Советский рассказ. Том второй - Тендряков Владимир Федорович - Страница 68
- Предыдущая
- 68/191
- Следующая
— Не забижу, — пообещал Федор.
После обеда Василиса побежала домой советоваться с матерью, а вечером уже мыла пол у Федора, считая, что с этого дня началась ее рабочая жизнь в его доме.
Прошло восемь месяцев. Осенью Ленька начал ходить в школу. У отца с сыном пошли новые разговоры, и Федор, вспоминая их днем на работе, подумывал, что года через три-четыре уже не сможет ответить Леньке на многие вопросы. Пожалуй, неплохо было бы пойти учиться и самому, но ни школы взрослых, ни каких-нибудь курсов в поселке пока не было.
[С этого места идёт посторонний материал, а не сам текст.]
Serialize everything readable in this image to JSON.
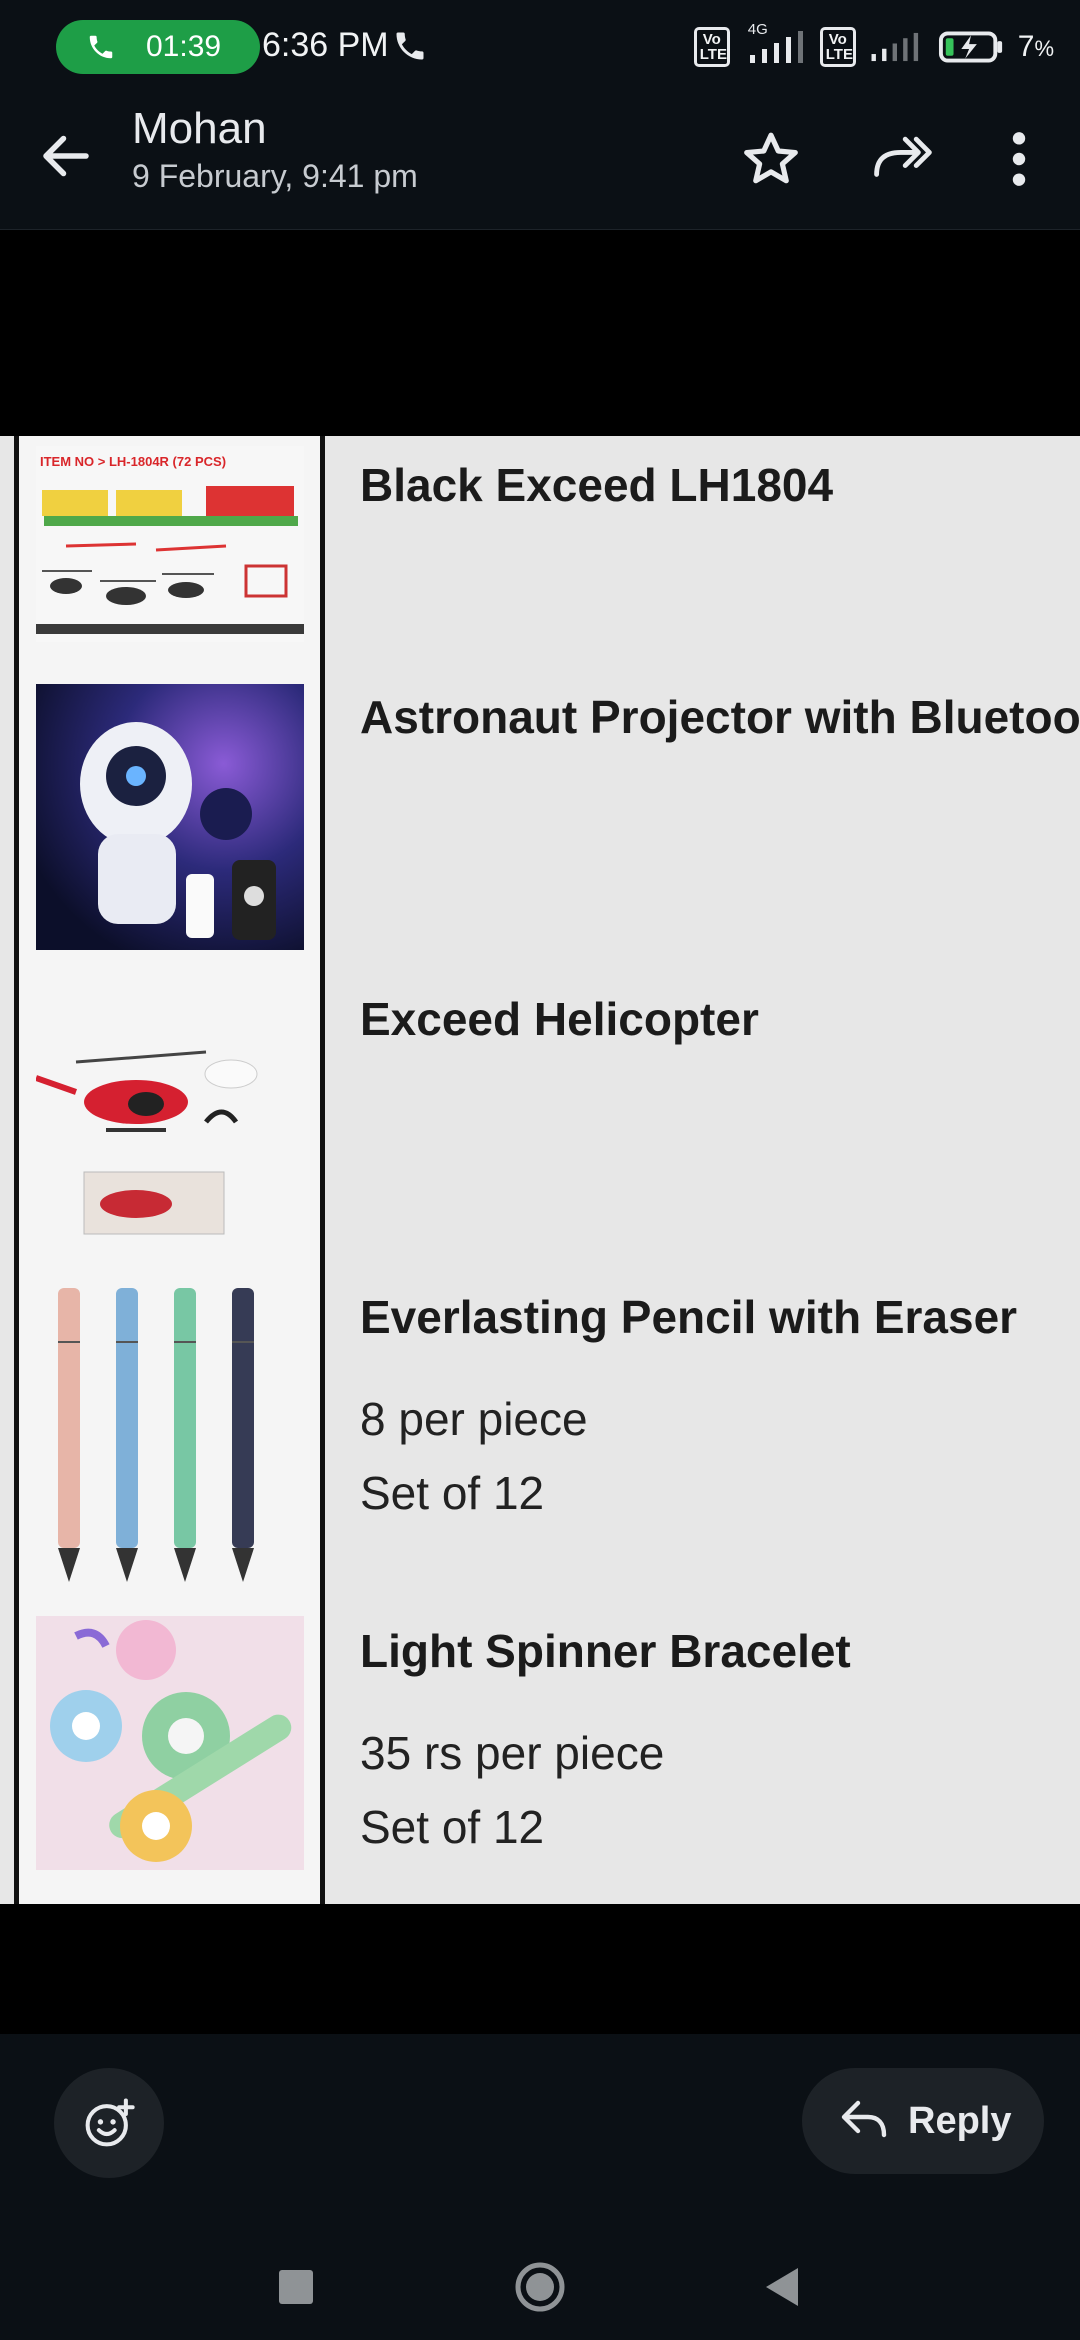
{
  "status_bar": {
    "call_timer": "01:39",
    "time": "6:36 PM",
    "network_label": "4G",
    "volte_label": "Vo\nLTE",
    "battery_percent": "7",
    "battery_unit": "%"
  },
  "header": {
    "contact_name": "Mohan",
    "message_date": "9 February, 9:41 pm"
  },
  "products": [
    {
      "title": "Black Exceed LH1804",
      "lines": [],
      "thumb_caption": "ITEM NO > LH-1804R (72 PCS)"
    },
    {
      "title": "Astronaut Projector with Bluetooth",
      "lines": []
    },
    {
      "title": "Exceed Helicopter",
      "lines": []
    },
    {
      "title": "Everlasting Pencil with Eraser",
      "lines": [
        "8 per piece",
        "Set of 12"
      ]
    },
    {
      "title": "Light Spinner Bracelet",
      "lines": [
        "35 rs per piece",
        "Set of 12"
      ]
    }
  ],
  "bottom_bar": {
    "reply_label": "Reply"
  },
  "colors": {
    "call_pill": "#1e9e47",
    "toolbar_bg": "#0b1015",
    "sheet_bg": "#e7e7e7"
  },
  "icons": [
    "phone-icon",
    "back-arrow-icon",
    "star-icon",
    "forward-icon",
    "more-vert-icon",
    "add-reaction-icon",
    "reply-icon"
  ]
}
Василиса теперь жила в доме на правах жены. Федор решил, что так будет лучше для него и для детей. Правда, она была не ахти как расторопна, но о ребятах заботилась, и это казалось Федору ценней, чем Степанидина хозяйственная сметка.
Вот уже два дня Федор сидел дома: упавшее дерево придавило ему ногу. Кость, правда, осталась цела, но ушиб был сильный. Федор полулежал на полу, на расстеленном старом одеяле, и играл с Ваняткой, вырезал скуки ради ему из дерева игрушки. Тот уже довольно сносно ходил, совался везде, и Федор опасался, что беспечная Василиса ненароком обварит его.
— Ну куда ты сунула чайник? — сердито говорил он. — Подойдет малóй и обварится. Подыми на стол.
— Я и то хотела, — оправдывалась Василиса. — Да вон молоко побежало, я его на минуточку на пол и поставила.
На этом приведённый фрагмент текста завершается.